In college Martha excelled in painting because she was interested in color and all its facets. She discovered jewelry making in her junior year and that is where she spent the rest of her college time. She was a very fine jeweler. She had such skill with her hands and with delicate finger work could fashion small detailed pieces. She continued to study new techniques and take workshops with visiting jewelers to the end of her life.
After graduation from the University of Texas with a BFA, Martha taught potential dropout students in junior high in the San Antonio School District. She saw how art affected the lives of her students, and with a few art teacher friends she began Saturday Morning Discovery in the late 1960s. District teachers were encouraged to bring their most at risk students, and community craftsmen and artists set up tables with supplies for the students to work. The response was immediate and tremendous. Teachers reported their students were changed people, feeling they had a stake in something at last.

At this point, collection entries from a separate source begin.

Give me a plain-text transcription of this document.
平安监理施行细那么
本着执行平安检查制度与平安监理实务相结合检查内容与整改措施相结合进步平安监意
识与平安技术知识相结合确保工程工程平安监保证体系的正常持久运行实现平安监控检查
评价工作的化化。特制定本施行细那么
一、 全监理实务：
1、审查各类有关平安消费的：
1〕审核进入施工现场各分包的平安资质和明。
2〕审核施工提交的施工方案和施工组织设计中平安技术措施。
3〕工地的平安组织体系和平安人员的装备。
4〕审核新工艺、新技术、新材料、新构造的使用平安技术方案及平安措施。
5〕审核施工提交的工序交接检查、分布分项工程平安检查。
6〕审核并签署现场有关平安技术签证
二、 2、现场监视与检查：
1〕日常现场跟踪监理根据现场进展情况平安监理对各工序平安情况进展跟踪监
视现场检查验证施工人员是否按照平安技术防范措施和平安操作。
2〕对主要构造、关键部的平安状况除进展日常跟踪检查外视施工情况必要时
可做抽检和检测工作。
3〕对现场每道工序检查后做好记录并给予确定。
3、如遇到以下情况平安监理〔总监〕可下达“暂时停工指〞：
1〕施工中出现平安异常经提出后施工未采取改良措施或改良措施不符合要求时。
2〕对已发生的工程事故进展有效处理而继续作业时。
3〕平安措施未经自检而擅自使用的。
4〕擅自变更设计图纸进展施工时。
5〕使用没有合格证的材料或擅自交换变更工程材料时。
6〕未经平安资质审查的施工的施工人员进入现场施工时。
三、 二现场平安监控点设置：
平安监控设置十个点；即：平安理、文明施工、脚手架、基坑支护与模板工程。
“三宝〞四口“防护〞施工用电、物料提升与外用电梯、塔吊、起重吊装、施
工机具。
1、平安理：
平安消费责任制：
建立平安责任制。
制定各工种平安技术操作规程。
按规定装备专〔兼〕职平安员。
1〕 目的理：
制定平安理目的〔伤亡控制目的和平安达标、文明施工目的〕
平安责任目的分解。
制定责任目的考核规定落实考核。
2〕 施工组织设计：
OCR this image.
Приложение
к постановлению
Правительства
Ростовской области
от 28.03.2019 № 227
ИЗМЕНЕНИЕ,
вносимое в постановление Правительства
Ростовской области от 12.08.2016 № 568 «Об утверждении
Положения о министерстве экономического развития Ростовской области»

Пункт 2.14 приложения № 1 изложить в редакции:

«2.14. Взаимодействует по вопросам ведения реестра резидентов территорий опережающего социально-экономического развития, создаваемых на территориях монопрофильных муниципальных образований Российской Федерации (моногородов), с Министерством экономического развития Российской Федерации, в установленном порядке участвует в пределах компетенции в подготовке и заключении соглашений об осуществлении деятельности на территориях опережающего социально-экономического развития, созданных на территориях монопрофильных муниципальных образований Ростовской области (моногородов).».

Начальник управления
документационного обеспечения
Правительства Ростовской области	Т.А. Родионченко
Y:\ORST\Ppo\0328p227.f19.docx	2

When Martha became director of the Southwest Craft Center, she moved Saturday Morning Discovery to the Southwest Craft Center campus. It was a sight to see the students ranging all over the yard working on their projects. The program continues to this day.
Martha was the first director of the Southwest Craft Center which began in the old Ursuline Academy in downtown San Antonio. She organized and ran the classes, hired excellent craftsmen to teach, and brought in nationally-known craftsmen to give workshops.
She received her MFA from University of Texas San Antonio where her concentration was painting. She was a teaching assistant her last year.
In 1983 Martha moved to Laredo to take the art professorship at Laredo Junior College, later renamed Laredo Community College. At that time she was the only full time art professor. By the time she stepped down as chairman, the department had grown to include many full time and adjunct professors. She was very proud of Laredo Community College Department of Art, and she loved her students most of all.
Martha was deeply interested in Laredo’s history and the history of the Borderlands, and early on she discovered the Webb County Heritage Foundation. She spent some of her most cherished time working with that organization. She helped start the Villa De San Agustin de Laredo Chapter of the Daughters of the Republic of Texas and was a member of the Pan American Round Table chapter in Laredo. Her friends were dear to her and included students, fellow faculty members and those of her organizations. Laredo provided her endless interests.
Laredo is a special place for us thanks to Martha who paved the way, made the best friends of her life there and included us in her many interests.